L’elaborazione del lutto attraversa quattro fasi:
  1. Fase del torpore: le persone mostrano difficoltà ad attribuire un significato di realtà a quanto viene loro comunicato; alternano momenti di tranquillità a comportamenti di spavento, di collera, talvolta con aggressività verbale.
  2. Fase dello struggimento e ricerca della figura persa: dura mesi e spesso anni; insieme alla progressiva realizzazione della perdita vengono vissuti episodi di intensa sofferenza (‘fitte di cordoglio’) intervallati da momenti di ansia, turbamento, sentimenti di rabbia verso il mondo esterno e verso il defunto stesso ‘responsabile dell’abbandono’.
  3. Fase di disorganizzazione e disperazione: la persona vive l’“impotenza”, compaiono angosce di morte, apatia, isolamento sociale, difficoltà di concentrazione nelle attività abituali e mancanza di progettualità.
  4. Fase di maggiore o minore grado di riorganizzazione: la persona attua comportamenti adeguati con capacità di gestione degli stati affettivi, tenta quindi un graduale adattamento attraverso l’utilizzo delle proprie risorse, acquisendo nuove capacità per fronteggiare la situazione.
La durata delle varie fasi, l’intensità delle manifestazioni emotive, la possibilità di “recidive” dipendono da diversi fattori quali l’età, le condizioni psicologiche al momento dell’evento, le condizioni ambientali che possono favorire o ostacolare una reazione adeguata ed, infine, l’entità della perdita percepita.

Effetti dell'affido

Relativamente all’affidamento delle ceneri la scelta può essere motivata dalla difficoltà di separarsi e può rappresentare un ostacolo all’elaborazione del lutto, come afferma Sigmund FreudIl dolore è la vera reazione alla perdita dell’oggetto; il lutto è un’altra delle reazioni emotive alla perdita dell’oggetto: si forma dalla consapevolezza di doversi separare effettivamente dall’oggetto perché di fatto non c’è più”.

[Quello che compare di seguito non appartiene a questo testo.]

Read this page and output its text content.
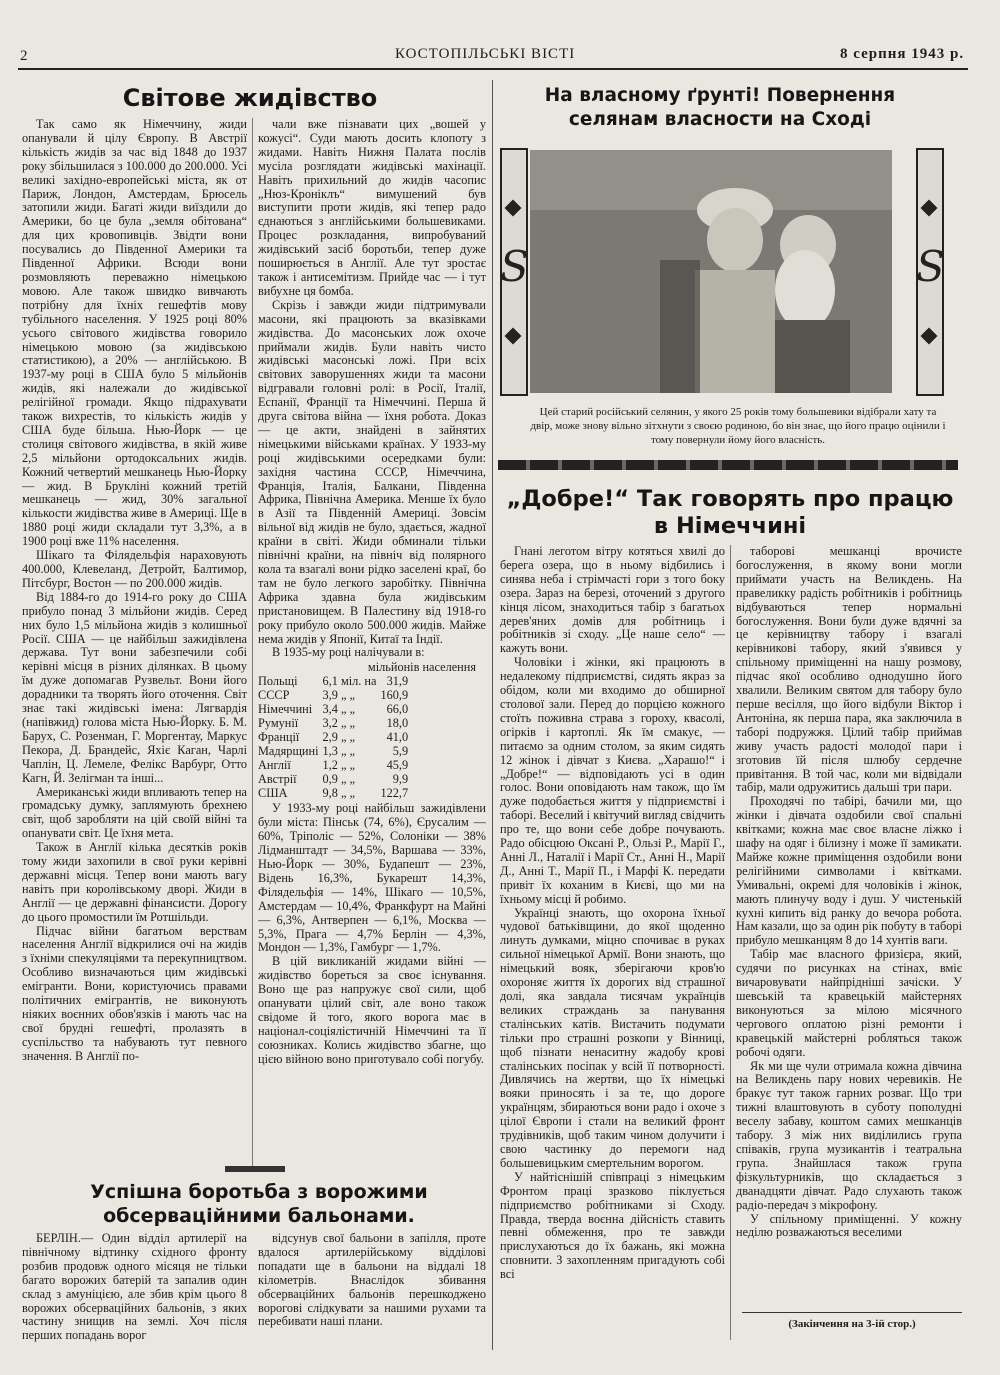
2	КОСТОПІЛЬСЬКІ ВІСТІ	8 серпня 1943 р.
Світове жидівство

Так само як Німеччину, жиди опанували й цілу Європу. В Австрії кількість жидів за час від 1848 до 1937 року збільшилася з 100.000 до 200.000. Усі великі західно-европейські міста, як от Париж, Лондон, Амстердам, Брюсель затопили жиди. Багаті жиди виїздили до Америки, бо це була „земля обітована“ для цих кровопивців. Звідти вони посувались до Південної Америки та Південної Африки. Всюди вони розмовляють переважно німецькою мовою. Але також швидко вивчають потрібну для їхніх гешефтів мову тубільного населення. У 1925 році 80% усього світового жидівства говорило німецькою мовою (за жидівською статистикою), а 20% — англійською. В 1937-му році в США було 5 мільйонів жидів, які належали до жидівської релігійної громади. Якщо підрахувати також вихрестів, то кількість жидів у США буде більша. Нью-Йорк — це столиця світового жидівства, в якій живе 2,5 мільйони ортодоксальних жидів. Кожний четвертий мешканець Нью-Йорку — жид. В Брукліні кожний третій мешканець — жид, 30% загальної кількости жидівства живе в Америці. Ще в 1880 році жиди складали тут 3,3%, а в 1900 році вже 11% населення.

Шікаго та Філядельфія нараховують 400.000, Клевеланд, Детройт, Балтимор, Пітсбург, Востон — по 200.000 жидів.

Від 1884-го до 1914-го року до США прибуло понад 3 мільйони жидів. Серед них було 1,5 мільйона жидів з колишньої Росії. США — це найбільш зажидівлена держава. Тут вони забезпечили собі керівні місця в різних ділянках. В цьому їм дуже допомагав Рузвельт. Вони його дорадники та творять його оточення. Світ знає такі жидівські імена: Лягвардія (напівжид) голова міста Нью-Йорку. Б. М. Барух, С. Розенман, Г. Моргентау, Маркус Пекора, Д. Брандейс, Яхіє Каган, Чарлі Чаплін, Ц. Лемеле, Фелікс Варбург, Отто Кагн, Й. Зелігман та інші...

Американські жиди впливають тепер на громадську думку, заплямують брехнею світ, щоб заробляти на цій своїй війні та опанувати світ. Це їхня мета.

Також в Англії кілька десятків років тому жиди захопили в свої руки керівні державні місця. Тепер вони мають вагу навіть при королівському дворі. Жиди в Англії — це державні фінансисти. Дорогу до цього промостили їм Ротшільди.

Підчас війни багатьом верствам населення Англії відкрилися очі на жидів з їхніми спекуляціями та перекупництвом. Особливо визначаються цим жидівські емігранти. Вони, користуючись правами політичних емігрантів, не виконують ніяких воєнних обов'язків і мають час на свої брудні гешефті, пролазять в суспільство та набувають тут певного значення. В Англії по-

чали вже пізнавати цих „вошей у кожусі“. Суди мають досить клопоту з жидами. Навіть Нижня Палата послів мусіла розглядати жидівські махінації. Навіть прихильний до жидів часопис „Нюз-Кроніклъ“ вимушений був виступити проти жидів, які тепер радо єднаються з англійськими большевиками. Процес розкладання, випробуваний жидівський засіб боротьби, тепер дуже поширюється в Англії. Але тут зростає також і антисемітизм. Прийде час — і тут вибухне ця бомба.

Скрізь і завжди жиди підтримували масони, які працюють за вказівками жидівства. До масонських лож охоче приймали жидів. Були навіть чисто жидівські масонські ложі. При всіх світових заворушеннях жиди та масони відгравали головні ролі: в Росії, Італії, Еспанії, Франції та Німеччині. Перша й друга світова війна — їхня робота. Доказ — це акти, знайдені в зайнятих німецькими військами країнах. У 1933-му році жидівськими осередками були: західня частина СССР, Німеччина, Франція, Італія, Балкани, Південна Африка, Північна Америка. Менше їх було в Азії та Південній Америці. Зовсім вільної від жидів не було, здається, жадної країни в світі. Жиди обминали тільки північні країни, на північ від полярного кола та взагалі вони рідко заселені краї, бо там не було легкого заробітку. Північна Африка здавна була жидівським пристановищем. В Палестину від 1918-го року прибуло около 500.000 жидів. Майже нема жидів у Японії, Китаї та Індії.

В 1935-му році налічували в:

мільйонів населення
Польщі	6,1 міл. на	31,9
СССР	3,9 „ „	160,9
Німеччині	3,4 „ „	66,0
Румунії	3,2 „ „	18,0
Франції	2,9 „ „	41,0
Мадярщині	1,3 „ „	5,9
Англії	1,2 „ „	45,9
Австрії	0,9 „ „	9,9
США	9,8 „ „	122,7

У 1933-му році найбільш зажидівлени були міста: Пінськ (74, 6%), Єрусалим — 60%, Тріполіс — 52%, Солоніки — 38% Лідманштадт — 34,5%, Варшава — 33%, Нью-Йорк — 30%, Будапешт — 23%, Відень 16,3%, Букарешт 14,3%, Філядельфія — 14%, Шікаго — 10,5%, Амстердам — 10,4%, Франкфурт на Майні — 6,3%, Антверпен — 6,1%, Москва — 5,3%, Прага — 4,7% Берлін — 4,3%, Мондон — 1,3%, Гамбург — 1,7%.

В цій викликаній жидами війні — жидівство бореться за своє існування. Воно ще раз напружує свої сили, щоб опанувати цілий світ, але воно також свідоме й того, якого ворога має в націонал-соціялістичній Німеччині та її союзниках. Колись жидівство збагне, що цією війною воно приготувало собі погубу.

Успішна боротьба з ворожими обсерваційними бальонами.

БЕРЛІН.— Один відділ артилерії на північному відтинку східного фронту розбив продовж одного місяця не тільки багато ворожих батерій та запалив один склад з амуніцією, але збив крім цього 8 ворожих обсерваційних бальонів, з яких частину знищив на землі. Хоч після перших попадань ворог

відсунув свої бальони в запілля, проте вдалося артилерійському відділові попадати ще в бальони на віддалі 18 кілометрів. Внаслідок збивання обсерваційних бальонів перешкоджено ворогові слідкувати за нашими рухами та перебивати наші плани.

На власному ґрунті! Повернення селянам власности на Сході
S	S
Цей старий російський селянин, у якого 25 років тому большевики відібрали хату та двір, може знову вільно зітхнути з своєю родиною, бо він знає, що його працю оцінили і тому повернули йому його власність.
„Добре!“ Так говорять про працю в Німеччині

Гнані леготом вітру котяться хвилі до берега озера, що в ньому відбились і синява неба і стрімчасті гори з того боку озера. Зараз на березі, оточений з другого кінця лісом, знаходиться табір з багатьох дерев'яних домів для робітниць і робітників зі сходу. „Це наше село“ — кажуть вони.

Чоловіки і жінки, які працюють в недалекому підприємстві, сидять якраз за обідом, коли ми входимо до обширної столової зали. Перед до порцією кожного стоїть поживна страва з гороху, квасолі, огірків і картоплі. Як їм смакує, — питаємо за одним столом, за яким сидять 12 жінок і дівчат з Києва. „Харашо!“ і „Добре!“ — відповідають усі в один голос. Вони оповідають нам також, що їм дуже подобається життя у підприємстві і таборі. Веселий і квітучий вигляд свідчить про те, що вони себе добре почувають. Радо обісцюю Оксані Р., Ользі Р., Марії Г., Анні Л., Наталії і Марії Ст., Анні Н., Марії Д., Анні Т., Марії П., і Марфі К. передати привіт їх коханим в Києві, що ми на їхньому місці й робимо.

Українці знають, що охорона їхньої чудової батьківщини, до якої щоденно линуть думками, міцно спочиває в руках сильної німецької Армії. Вони знають, що німецький вояк, зберігаючи кров'ю охороняє життя їх дорогих від страшної долі, яка завдала тисячам українців великих страждань за панування сталінських катів. Вистачить подумати тільки про страшні розкопи у Вінниці, щоб пізнати ненаситну жадобу крові сталінських посіпак у всій її потворності. Дивлячись на жертви, що їх німецькі вояки приносять і за те, що дороге українцям, збираються вони радо і охоче з цілої Європи і стали на великий фронт трудівників, щоб таким чином долучити і свою частинку до перемоги над большевицьким смертельним ворогом.

У найтіснішій співпраці з німецьким Фронтом праці зразково піклується підприємство робітниками зі Сходу. Правда, тверда воєнна дійсність ставить певні обмеження, про те завжди прислухаються до їх бажань, які можна сповнити. З захопленням пригадують собі всі

таборові мешканці врочисте богослуження, в якому вони могли приймати участь на Великдень. На правеликку радість робітників і робітниць відбуваються тепер нормальні богослуження. Вони були дуже вдячні за це керівництву табору і взагалі керівникові табору, який з'явився у спільному приміщенні на нашу розмову, підчас якої особливо однодушно його хвалили. Великим святом для табору було перше весілля, що його відбули Віктор і Антоніна, як перша пара, яка заключила в таборі подружжя. Цілий табір приймав живу участь радості молодої пари і зготовив їй після шлюбу сердечне привітання. В той час, коли ми відвідали табір, мали одружитись дальші три пари.

Проходячі по табірі, бачили ми, що жінки і дівчата оздобили свої спальні квітками; кожна має своє власне ліжко і шафу на одяг і білизну і може її замикати. Майже кожне приміщення оздобили вони релігійними символами і квітками. Умивальні, окремі для чоловіків і жінок, мають плинучу воду і душ. У чистенькій кухні кипить від ранку до вечора робота. Нам казали, що за один рік побуту в таборі прибуло мешканцям 8 до 14 хунтів ваги.

Табір має власного фризієра, який, судячи по рисунках на стінах, вміє вичаровувати найпрідніші зачіски. У шевській та кравецькій майстернях виконуються за мілою місячного чергового оплатою різні ремонти і кравецькій майстерні робляться також робочі одяги.

Як ми ще чули отримала кожна дівчина на Великдень пару нових черевиків. Не бракує тут також гарних розваг. Що три тижні влаштовують в суботу пополудні веселу забаву, коштом самих мешканців табору. З між них виділились група співаків, група музикантів і театральна група. Знайшлася також група фізкультурників, що складається з дванадцяти дівчат. Радо слухають також радіо-передач з мікрофону.

У спільному приміщенні. У кожну неділю розважаються веселими

(Закінчення на 3-ій стор.)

L’effetto dell’affidamento, e parimenti della dispersione, dipende da queste molteplici variabili. L’urna può diventare il “surrogato corporeo” del defunto e può avere diverse conseguenze. Di seguito alcuni esempi tratti da esperienze cliniche:
  • Riattivazione di conflittualità tra fratelli a seguito dell’affidamento dell’urna ad uno di loro designato dal defunto: “sei sempre stato il preferito … sono sempre stato escluso ….”. La stessa situazione può verificarsi anche se l’affidamento è stato stabilito in modo condiviso ma quando le persone si trovavano nella “fase del torpore”, quindi non del tutto consapevoli degli effetti nel tempo della decisione presa. I rancori possono arrivare all’esclusione dalla visita ai resti.

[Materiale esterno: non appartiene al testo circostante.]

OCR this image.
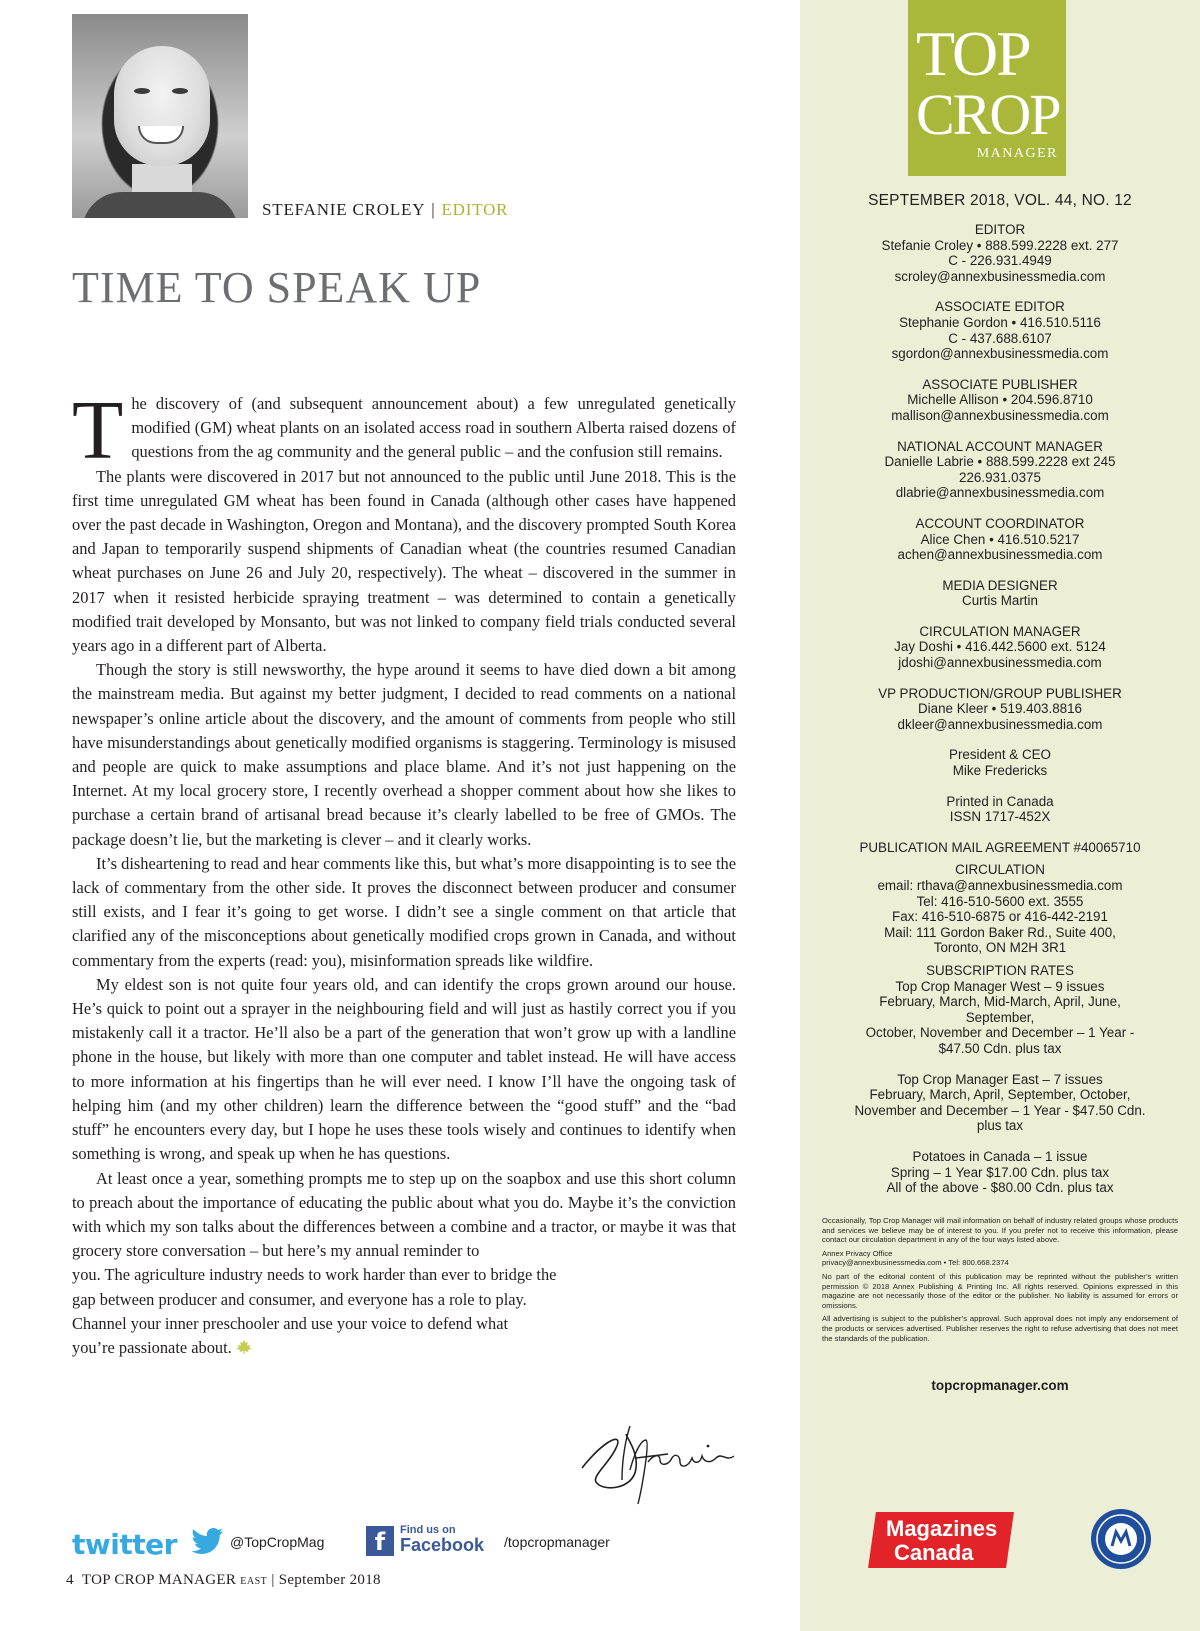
STEFANIE CROLEY | EDITOR
TIME TO SPEAK UP

The discovery of (and subsequent announcement about) a few unregulated genetically modified (GM) wheat plants on an isolated access road in southern Alberta raised dozens of questions from the ag community and the general public – and the confusion still remains.

The plants were discovered in 2017 but not announced to the public until June 2018. This is the first time unregulated GM wheat has been found in Canada (although other cases have happened over the past decade in Washington, Oregon and Montana), and the discovery prompted South Korea and Japan to temporarily suspend shipments of Canadian wheat (the countries resumed Canadian wheat purchases on June 26 and July 20, respectively). The wheat – discovered in the summer in 2017 when it resisted herbicide spraying treatment – was determined to contain a genetically modified trait developed by Monsanto, but was not linked to company field trials conducted several years ago in a different part of Alberta.

Though the story is still newsworthy, the hype around it seems to have died down a bit among the mainstream media. But against my better judgment, I decided to read comments on a national newspaper’s online article about the discovery, and the amount of comments from people who still have misunderstandings about genetically modified organisms is staggering. Terminology is misused and people are quick to make assumptions and place blame. And it’s not just happening on the Internet. At my local grocery store, I recently overhead a shopper comment about how she likes to purchase a certain brand of artisanal bread because it’s clearly labelled to be free of GMOs. The package doesn’t lie, but the marketing is clever – and it clearly works.

It’s disheartening to read and hear comments like this, but what’s more disappointing is to see the lack of commentary from the other side. It proves the disconnect between producer and consumer still exists, and I fear it’s going to get worse. I didn’t see a single comment on that article that clarified any of the misconceptions about genetically modified crops grown in Canada, and without commentary from the experts (read: you), misinformation spreads like wildfire.

My eldest son is not quite four years old, and can identify the crops grown around our house. He’s quick to point out a sprayer in the neighbouring field and will just as hastily correct you if you mistakenly call it a tractor. He’ll also be a part of the generation that won’t grow up with a landline phone in the house, but likely with more than one computer and tablet instead. He will have access to more information at his fingertips than he will ever need. I know I’ll have the ongoing task of helping him (and my other children) learn the difference between the “good stuff” and the “bad stuff” he encounters every day, but I hope he uses these tools wisely and continues to identify when something is wrong, and speak up when he has questions.

At least once a year, something prompts me to step up on the soapbox and use this short column to preach about the importance of educating the public about what you do. Maybe it’s the conviction with which my son talks about the differences between a combine and a tractor, or maybe it was that grocery store conversation – but here’s my annual reminder to

you. The agriculture industry needs to work harder than ever to bridge the
gap between producer and consumer, and everyone has a role to play.
Channel your inner preschooler and use your voice to defend what
you’re passionate about.
twitter	@TopCropMag	f	Find us on
Facebook /topcropmanager
4 TOP CROP MANAGER EAST | September 2018
TOP
CROP
MANAGER
SEPTEMBER 2018, VOL. 44, NO. 12
EDITOR
Stefanie Croley • 888.599.2228 ext. 277
C - 226.931.4949
scroley@annexbusinessmedia.com
ASSOCIATE EDITOR
Stephanie Gordon • 416.510.5116
C - 437.688.6107
sgordon@annexbusinessmedia.com
ASSOCIATE PUBLISHER
Michelle Allison • 204.596.8710
mallison@annexbusinessmedia.com
NATIONAL ACCOUNT MANAGER
Danielle Labrie • 888.599.2228 ext 245
226.931.0375
dlabrie@annexbusinessmedia.com
ACCOUNT COORDINATOR
Alice Chen • 416.510.5217
achen@annexbusinessmedia.com
MEDIA DESIGNER
Curtis Martin
CIRCULATION MANAGER
Jay Doshi • 416.442.5600 ext. 5124
jdoshi@annexbusinessmedia.com
VP PRODUCTION/GROUP PUBLISHER
Diane Kleer • 519.403.8816
dkleer@annexbusinessmedia.com
President & CEO
Mike Fredericks
Printed in Canada
ISSN 1717-452X
PUBLICATION MAIL AGREEMENT #40065710
CIRCULATION
email: rthava@annexbusinessmedia.com
Tel: 416-510-5600 ext. 3555
Fax: 416-510-6875 or 416-442-2191
Mail: 111 Gordon Baker Rd., Suite 400,
Toronto, ON M2H 3R1
SUBSCRIPTION RATES
Top Crop Manager West – 9 issues
February, March, Mid-March, April, June,
September,
October, November and December – 1 Year -
$47.50 Cdn. plus tax
Top Crop Manager East – 7 issues
February, March, April, September, October,
November and December – 1 Year - $47.50 Cdn.
plus tax
Potatoes in Canada – 1 issue
Spring – 1 Year $17.00 Cdn. plus tax
All of the above - $80.00 Cdn. plus tax

Occasionally, Top Crop Manager will mail information on behalf of industry related groups whose products and services we believe may be of interest to you. If you prefer not to receive this information, please contact our circulation department in any of the four ways listed above.

Annex Privacy Office
privacy@annexbusinessmedia.com • Tel: 800.668.2374

No part of the editorial content of this publication may be reprinted without the publisher’s written permission © 2018 Annex Publishing & Printing Inc. All rights reserved. Opinions expressed in this magazine are not necessarily those of the editor or the publisher. No liability is assumed for errors or omissions.

All advertising is subject to the publisher’s approval. Such approval does not imply any endorsement of the products or services advertised. Publisher reserves the right to refuse advertising that does not meet the standards of the publication.

topcropmanager.com
Magazines
Canada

  • L’affidamento può prolungare le fasi 2 e 3 dell’elaborazione del lutto, favorendo il deposito della possibilità del “sollievo dal dolore” o della responsabilità di questo sull’urna “personificata”, a volte al punto di agire per impulso e attuare la dispersione con conseguente senso di colpa.

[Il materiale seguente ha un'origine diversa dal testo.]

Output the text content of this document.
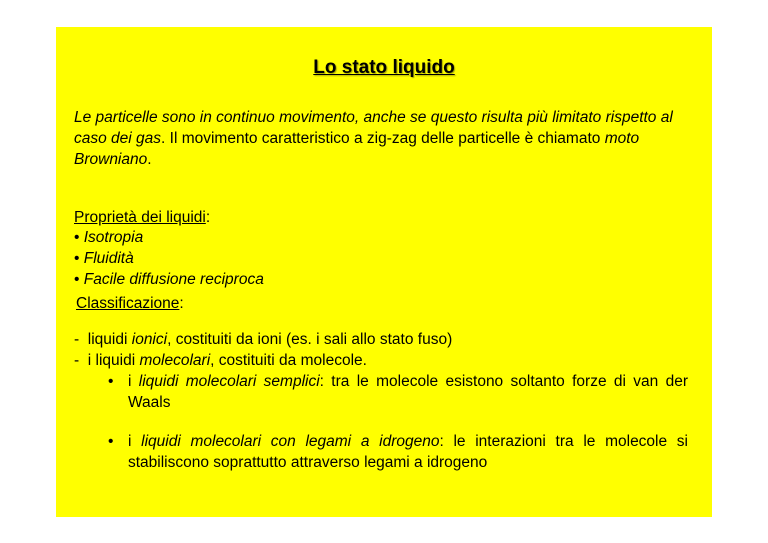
Lo stato liquido
Le particelle sono in continuo movimento, anche se questo risulta più limitato rispetto al caso dei gas. Il movimento caratteristico a zig-zag delle particelle è chiamato moto Browniano.
Proprietà dei liquidi:
• Isotropia
• Fluidità
• Facile diffusione reciproca
Classificazione:
- liquidi ionici, costituiti da ioni (es. i sali allo stato fuso)
- i liquidi molecolari, costituiti da molecole.
• i liquidi molecolari semplici: tra le molecole esistono soltanto forze di van der Waals
• i liquidi molecolari con legami a idrogeno: le interazioni tra le molecole si stabiliscono soprattutto attraverso legami a idrogeno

Dispersione e trasformazione delle ceneri

Nel graduale processo del lutto la dispersione avviene in un luogo rappresentativo di piacevoli esperienze condivise. La dispersione può far pensare a un “non luogo”, ma per alcuni può rappresentare “l’ovunque”, quando è consolidata la permanenza nel proprio mondo interno.
Una pratica possibile in alcuni Paesi è la trasformazione delle ceneri in diamante o in una specie di “reliquia” da portare sul proprio corpo. Si può rilevare come il mantenimento di un oggetto concreto ostacoli la separazione e l’elaborazione della perdita. D’altra parte è consuetudine indossare oggetti simbolo di una relazione, come gli anelli di fidanzamento e le fedi nunziali, oppure ciondoli avuti in dono da persone care, fotografie che teniamo sempre con noi, magari dei figli quando erano piccoli, forse per colmare la difficoltà della loro crescita che ha portato alla separazione … chissà!